Rob and I have embarked on a month or so of travel before we settle down in London. Packing lightly for travel, particularly extended travel, is quite an art. And it’s not something I can claim to have mastered, just yet. This holiday, I’ve still packed far more than I would have liked and resemble, when armed with my green pack on my back and day backpack over my chest, more a green turtle than the intended chic fashion blogger vibes I’d envisaged. That said, I’m all about progress over perfection and this trip I have packed much more cohesively and practically. I’ve worn most items and the outfits have been generally appropriate for the weather and our daily activities. This to me feels like a win and so I thought I’d share a few tips which have helped boost my travel capsule wardrobe status from amateur to perhaps intermediate level.
1. Check the weather at the destination before flying
Simple yes, but this little tip makes such a difference. You see, I’ve learned the hard way that travel is a lot more enjoyable when you pack for appropriately for the weather (particularly a European winter or spring) and gauging the average temperatures for the season and destination prevents me from throwing in that dress which I *might* (but know I probably won’t) wear. Our trip was slightly complicated by the fact that we were originally flying out in February but were delayed for a month so our travels ended up being early spring over late winter. However, in the end it didn’t make too much difference – particularly for a cold frog like me who tends to wear jumpers even into a Sydney summer.
2. Invest in packing cubes
A very sage Christmas present from my parents were these packing cases (pictured above) which helped keep my clothes, underwear and additional items ordered and contained within my pack and making it easier to just reach for one cube rather than sifting through the entire suitcase to find a stray item.
3. Create a mini travel capsule wardrobe:
How many times have you found yourself throwing in that extra item “just in case”? Or wearing less than half of what you brought? Sound all too familiar? The solution I’ve found is to create a travel capsule wardrobe. By choosing items which are cohesive and effectively mix and match it doubles the number of outfit options (particularly when adding accessories) but reduces the overall number of clothes you’ve packed but ensures that you have items that you can dress up or down, depending on the occasion, activity or weather.
4. Pack light
Ok, as indicated in the introduction, this is an area where I still have room for improvement*. However, all the travel blogs I’ve read all agree on one thing; pack light. Based on this, I thought it was worth mentioning, even if reducing my suit case to hand luggage for trips longer than a week is, for the present time, goals, I have learned the best policy is to pack what I think I’ll use and then cull, cull, cull until I take the bare minimum.

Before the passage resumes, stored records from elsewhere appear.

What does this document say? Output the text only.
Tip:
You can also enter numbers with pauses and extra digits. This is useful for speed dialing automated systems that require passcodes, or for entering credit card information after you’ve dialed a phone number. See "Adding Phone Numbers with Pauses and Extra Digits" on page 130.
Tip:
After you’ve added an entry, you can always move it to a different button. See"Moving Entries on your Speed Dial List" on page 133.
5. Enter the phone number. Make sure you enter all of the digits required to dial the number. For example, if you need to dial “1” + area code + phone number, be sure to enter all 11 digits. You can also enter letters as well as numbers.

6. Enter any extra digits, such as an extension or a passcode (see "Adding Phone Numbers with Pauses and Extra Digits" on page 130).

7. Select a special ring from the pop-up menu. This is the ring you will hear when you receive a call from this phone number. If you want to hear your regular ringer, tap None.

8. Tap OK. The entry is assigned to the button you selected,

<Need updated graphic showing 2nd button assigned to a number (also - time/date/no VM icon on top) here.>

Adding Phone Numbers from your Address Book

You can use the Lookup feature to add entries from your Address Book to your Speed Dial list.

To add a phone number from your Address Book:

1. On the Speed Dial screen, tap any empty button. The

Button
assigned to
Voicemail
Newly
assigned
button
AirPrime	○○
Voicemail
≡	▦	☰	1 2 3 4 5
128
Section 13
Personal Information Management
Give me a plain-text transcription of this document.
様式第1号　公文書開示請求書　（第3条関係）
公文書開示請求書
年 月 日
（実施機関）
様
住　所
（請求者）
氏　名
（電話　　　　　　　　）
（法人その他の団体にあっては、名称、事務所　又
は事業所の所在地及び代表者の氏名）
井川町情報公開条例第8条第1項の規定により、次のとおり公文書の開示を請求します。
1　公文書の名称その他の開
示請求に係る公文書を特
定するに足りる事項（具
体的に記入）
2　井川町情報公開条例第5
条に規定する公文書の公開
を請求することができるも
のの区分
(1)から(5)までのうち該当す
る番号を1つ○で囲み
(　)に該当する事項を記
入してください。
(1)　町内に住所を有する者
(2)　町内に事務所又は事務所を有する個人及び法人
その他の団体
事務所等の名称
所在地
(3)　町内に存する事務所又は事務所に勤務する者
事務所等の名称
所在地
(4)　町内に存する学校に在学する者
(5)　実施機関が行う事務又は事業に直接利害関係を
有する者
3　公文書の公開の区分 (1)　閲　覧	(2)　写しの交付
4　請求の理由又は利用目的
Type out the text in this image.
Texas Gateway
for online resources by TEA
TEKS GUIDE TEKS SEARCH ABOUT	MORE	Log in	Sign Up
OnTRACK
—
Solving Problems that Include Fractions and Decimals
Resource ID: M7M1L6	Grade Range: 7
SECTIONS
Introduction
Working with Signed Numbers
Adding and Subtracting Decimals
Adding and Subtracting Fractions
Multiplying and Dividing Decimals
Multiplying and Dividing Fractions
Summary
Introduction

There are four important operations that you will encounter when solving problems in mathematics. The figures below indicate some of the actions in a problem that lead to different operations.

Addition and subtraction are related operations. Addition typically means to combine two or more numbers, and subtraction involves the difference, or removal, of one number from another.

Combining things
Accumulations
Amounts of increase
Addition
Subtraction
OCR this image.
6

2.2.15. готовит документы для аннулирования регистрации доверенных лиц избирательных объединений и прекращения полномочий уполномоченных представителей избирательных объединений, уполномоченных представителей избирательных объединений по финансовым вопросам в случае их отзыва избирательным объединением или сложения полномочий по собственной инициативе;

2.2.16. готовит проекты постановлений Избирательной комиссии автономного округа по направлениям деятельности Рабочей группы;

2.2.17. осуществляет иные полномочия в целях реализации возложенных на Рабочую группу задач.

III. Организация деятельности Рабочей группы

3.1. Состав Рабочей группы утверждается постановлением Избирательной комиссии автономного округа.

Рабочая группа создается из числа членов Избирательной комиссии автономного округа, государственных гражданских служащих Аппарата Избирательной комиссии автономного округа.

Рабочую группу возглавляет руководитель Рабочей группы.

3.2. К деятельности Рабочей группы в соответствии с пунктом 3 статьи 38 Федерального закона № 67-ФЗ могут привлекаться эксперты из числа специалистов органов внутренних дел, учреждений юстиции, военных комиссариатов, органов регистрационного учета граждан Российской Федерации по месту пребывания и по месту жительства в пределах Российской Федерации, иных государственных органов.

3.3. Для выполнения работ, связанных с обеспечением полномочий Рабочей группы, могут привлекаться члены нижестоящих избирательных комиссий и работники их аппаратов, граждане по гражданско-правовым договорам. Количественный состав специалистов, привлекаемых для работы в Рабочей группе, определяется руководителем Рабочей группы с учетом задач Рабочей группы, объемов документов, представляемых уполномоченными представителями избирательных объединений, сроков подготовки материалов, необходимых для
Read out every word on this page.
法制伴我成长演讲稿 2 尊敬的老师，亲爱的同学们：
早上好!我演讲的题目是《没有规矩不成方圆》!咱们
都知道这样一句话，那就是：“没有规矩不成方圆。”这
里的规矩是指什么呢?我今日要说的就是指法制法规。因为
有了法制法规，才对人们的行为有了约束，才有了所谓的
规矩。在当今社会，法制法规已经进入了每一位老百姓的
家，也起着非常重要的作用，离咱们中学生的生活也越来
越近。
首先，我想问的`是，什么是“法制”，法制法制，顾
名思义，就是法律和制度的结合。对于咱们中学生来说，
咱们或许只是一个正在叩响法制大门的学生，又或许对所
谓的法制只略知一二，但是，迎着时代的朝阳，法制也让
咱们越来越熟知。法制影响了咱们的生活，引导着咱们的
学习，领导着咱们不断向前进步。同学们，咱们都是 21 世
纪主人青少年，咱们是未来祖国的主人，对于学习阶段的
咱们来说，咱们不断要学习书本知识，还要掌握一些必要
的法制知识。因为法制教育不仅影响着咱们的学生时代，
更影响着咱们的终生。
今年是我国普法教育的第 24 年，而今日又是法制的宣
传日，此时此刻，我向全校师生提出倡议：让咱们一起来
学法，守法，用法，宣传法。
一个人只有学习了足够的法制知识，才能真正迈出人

*I did have a few essential items which couldn’t be shipped to the UK separately and so had to come along for the ride, even if not relevant for our actual trip.
5. Consider a steamer (but don't forget to pack a small bottle of demineralised water)
I’ve read of a few bloggers travelling with steamers and thought it was a clever way to keep clothes un-crushed when travelling (particularly, if like me, you have an affinity for natural fibres). Influenced myself, I bought a steamer just before this trip. However, the caveat is that I am yet to use it as I forgot to pack a travel sized container of de-mineralised water. I’ve learned the hard way that regular water can cause scale build up on the surface which can reduce the life of the iron or steamer and has sometimes transferred onto my clothes and so I am yet to try out the steamer this trip. However, I like the concept so will report back on how I find it in future.
6. Invest in a good suit case or back pack
Given that I spent a good portion of my last trip to Europe dragging a suitcase with a belt strapped around it in lieu of the handle, which had broken, I know that a good suitcase or back pack is key. There are many great options out there – just choose something sturdy, good quality and the right size (ie, not too large or too small).
7. Roll your clothes or use a Marie Kondo folding method
Rolling clothes or using a Marie Kondo folding method helps you to maximise the amount of clothes you can fit in a small space, helps reduce creasing and also helps you see, at a glance, what you’ve brought.
8. Use space efficiently
When packing your suitcase you want to maximise the amount of space. For example, certain items like socks can be stuffed into shoes. If you’re packing a bag, you can put other items in it to maximise the amount of room and help it keeps its shape while in your luggage.
9. Consider draw string calico dust bags for shoes, dirty clothes or handbags (if not worn).
Recently many of the shoes, handbags or items of clothing I’ve purchased have come in calico dust bags which I keep, because they’re perfect for travel. I use them to put my shoes into to keep them separate from clothes, as dust cover for handbag (to keep it free from scratches while in my luggage) or to put dirty clothes into.
Do you have any exciting trips coming up soon? What are your favourite packing tips and tricks for longer travel?